Kirk, Obama’s chief trade adviser, said the US involvement with the TPP would be done with close consultations with Congress and the US business community.
“We seek with current and future TPP participants to shape a platform with the scope and coverage and high standards to successfully integrate the Asia-Pacific economies,” Kirk said.
Singapore Prime Minister Lee Hsien Loong Friday mooted the TPP as a model for a region-wide free trade agreement.
“The US, Australia, Peru and Vietnam have expressed their interest to join,” he said.
The US willingness to join the TPP may prove an important gesture that the US is serious about “re-engaging” with the region, which many Asian leaders feel has been ignored under the previous administration.
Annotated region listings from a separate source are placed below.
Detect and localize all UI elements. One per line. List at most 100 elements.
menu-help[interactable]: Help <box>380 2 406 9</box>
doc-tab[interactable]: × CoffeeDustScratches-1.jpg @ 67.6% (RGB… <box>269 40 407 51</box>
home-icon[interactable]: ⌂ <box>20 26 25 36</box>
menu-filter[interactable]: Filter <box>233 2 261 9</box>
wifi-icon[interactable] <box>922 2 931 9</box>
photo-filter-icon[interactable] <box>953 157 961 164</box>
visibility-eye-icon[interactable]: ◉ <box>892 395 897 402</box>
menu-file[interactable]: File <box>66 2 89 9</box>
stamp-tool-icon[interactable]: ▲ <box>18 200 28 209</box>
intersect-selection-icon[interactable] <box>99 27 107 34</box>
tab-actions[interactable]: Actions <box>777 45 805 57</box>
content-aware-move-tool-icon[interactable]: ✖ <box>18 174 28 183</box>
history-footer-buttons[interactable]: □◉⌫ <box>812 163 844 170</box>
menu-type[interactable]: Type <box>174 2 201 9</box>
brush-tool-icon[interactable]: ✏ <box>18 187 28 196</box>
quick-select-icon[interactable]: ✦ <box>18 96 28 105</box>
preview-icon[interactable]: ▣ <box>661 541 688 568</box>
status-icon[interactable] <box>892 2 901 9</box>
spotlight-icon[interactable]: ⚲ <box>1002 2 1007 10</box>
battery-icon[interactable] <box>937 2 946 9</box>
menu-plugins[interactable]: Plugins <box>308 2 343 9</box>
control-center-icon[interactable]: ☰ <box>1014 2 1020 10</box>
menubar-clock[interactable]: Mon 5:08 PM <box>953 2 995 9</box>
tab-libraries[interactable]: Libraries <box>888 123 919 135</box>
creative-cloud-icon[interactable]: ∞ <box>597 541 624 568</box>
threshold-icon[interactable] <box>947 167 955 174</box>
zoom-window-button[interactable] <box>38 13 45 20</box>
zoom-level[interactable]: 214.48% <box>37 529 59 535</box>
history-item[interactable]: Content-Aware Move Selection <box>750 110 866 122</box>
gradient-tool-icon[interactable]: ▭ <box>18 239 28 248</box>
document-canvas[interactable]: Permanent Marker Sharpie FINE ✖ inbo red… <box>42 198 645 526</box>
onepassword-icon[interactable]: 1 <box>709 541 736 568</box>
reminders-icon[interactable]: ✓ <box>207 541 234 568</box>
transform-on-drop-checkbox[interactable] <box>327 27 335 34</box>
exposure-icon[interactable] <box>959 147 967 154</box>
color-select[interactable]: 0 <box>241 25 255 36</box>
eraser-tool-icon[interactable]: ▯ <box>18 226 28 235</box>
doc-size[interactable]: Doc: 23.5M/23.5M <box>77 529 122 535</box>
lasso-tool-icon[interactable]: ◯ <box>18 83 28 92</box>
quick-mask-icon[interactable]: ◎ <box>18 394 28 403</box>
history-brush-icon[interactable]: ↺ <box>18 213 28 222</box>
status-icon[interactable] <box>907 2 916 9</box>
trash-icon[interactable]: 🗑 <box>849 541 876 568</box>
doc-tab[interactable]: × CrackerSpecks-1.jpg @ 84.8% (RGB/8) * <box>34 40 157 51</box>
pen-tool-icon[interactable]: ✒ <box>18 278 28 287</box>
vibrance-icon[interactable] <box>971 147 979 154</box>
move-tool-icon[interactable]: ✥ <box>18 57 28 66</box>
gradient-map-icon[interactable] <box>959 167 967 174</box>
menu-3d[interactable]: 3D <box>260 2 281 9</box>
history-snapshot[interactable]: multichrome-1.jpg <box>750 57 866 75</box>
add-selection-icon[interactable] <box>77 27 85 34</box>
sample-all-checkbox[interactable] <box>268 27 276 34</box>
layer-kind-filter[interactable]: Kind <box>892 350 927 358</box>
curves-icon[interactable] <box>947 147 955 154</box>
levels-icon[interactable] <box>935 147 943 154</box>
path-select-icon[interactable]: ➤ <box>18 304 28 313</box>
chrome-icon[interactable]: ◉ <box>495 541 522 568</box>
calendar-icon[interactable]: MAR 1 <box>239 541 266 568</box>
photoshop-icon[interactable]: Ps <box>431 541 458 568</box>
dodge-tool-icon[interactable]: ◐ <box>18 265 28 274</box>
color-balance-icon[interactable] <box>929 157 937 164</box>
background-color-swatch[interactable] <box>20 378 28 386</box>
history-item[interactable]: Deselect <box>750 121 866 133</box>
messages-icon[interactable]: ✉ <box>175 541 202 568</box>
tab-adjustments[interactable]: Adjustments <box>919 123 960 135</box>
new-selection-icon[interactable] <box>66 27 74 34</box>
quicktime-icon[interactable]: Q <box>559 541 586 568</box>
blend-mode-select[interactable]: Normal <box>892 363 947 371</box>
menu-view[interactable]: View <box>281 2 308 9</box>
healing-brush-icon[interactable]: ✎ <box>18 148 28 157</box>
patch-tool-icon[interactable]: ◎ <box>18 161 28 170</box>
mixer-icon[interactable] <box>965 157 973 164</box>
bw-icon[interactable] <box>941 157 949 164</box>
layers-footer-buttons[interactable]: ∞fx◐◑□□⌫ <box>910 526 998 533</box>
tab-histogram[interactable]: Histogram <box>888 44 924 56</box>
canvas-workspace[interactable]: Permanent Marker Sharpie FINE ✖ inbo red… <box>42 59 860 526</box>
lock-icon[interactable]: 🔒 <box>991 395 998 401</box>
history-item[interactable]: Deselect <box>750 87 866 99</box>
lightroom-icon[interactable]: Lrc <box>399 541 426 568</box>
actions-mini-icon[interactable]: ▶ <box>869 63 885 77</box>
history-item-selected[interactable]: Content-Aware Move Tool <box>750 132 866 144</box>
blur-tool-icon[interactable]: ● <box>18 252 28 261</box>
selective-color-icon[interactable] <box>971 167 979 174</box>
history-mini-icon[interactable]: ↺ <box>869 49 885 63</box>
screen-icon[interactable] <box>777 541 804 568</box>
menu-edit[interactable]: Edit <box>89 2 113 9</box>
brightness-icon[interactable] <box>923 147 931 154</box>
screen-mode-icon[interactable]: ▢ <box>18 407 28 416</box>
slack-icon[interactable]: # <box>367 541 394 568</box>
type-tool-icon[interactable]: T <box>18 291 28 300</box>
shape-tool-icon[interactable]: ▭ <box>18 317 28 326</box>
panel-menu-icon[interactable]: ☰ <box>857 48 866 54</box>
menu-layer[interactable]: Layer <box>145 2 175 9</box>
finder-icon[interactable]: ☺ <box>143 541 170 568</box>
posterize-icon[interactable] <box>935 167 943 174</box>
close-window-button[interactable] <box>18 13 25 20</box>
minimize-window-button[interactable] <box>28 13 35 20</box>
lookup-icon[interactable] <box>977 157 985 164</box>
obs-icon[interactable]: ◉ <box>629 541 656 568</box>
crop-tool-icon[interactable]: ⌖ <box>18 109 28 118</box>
Singapore’s Senior Statesman Lee Kuan Yew Friday warned the US to take a more active economic role in East Asia or risk losing its dominant position as the leading economic and military force.
“Over the past eight years America was so preoccupied with Iraq, Afghanistan and Iran that it has left East Asia fallow,” Lee said.
He noted that the US has only inked an FTA with Singapore in the region to date, while the Association of South-East Asian Nations has recently set up FTAs with China, India and South Korea.
“If it goes on like this after a few years they (the US) are out of the economic race, and if you are out of the economic race you will lose in the long run,” Lee warned.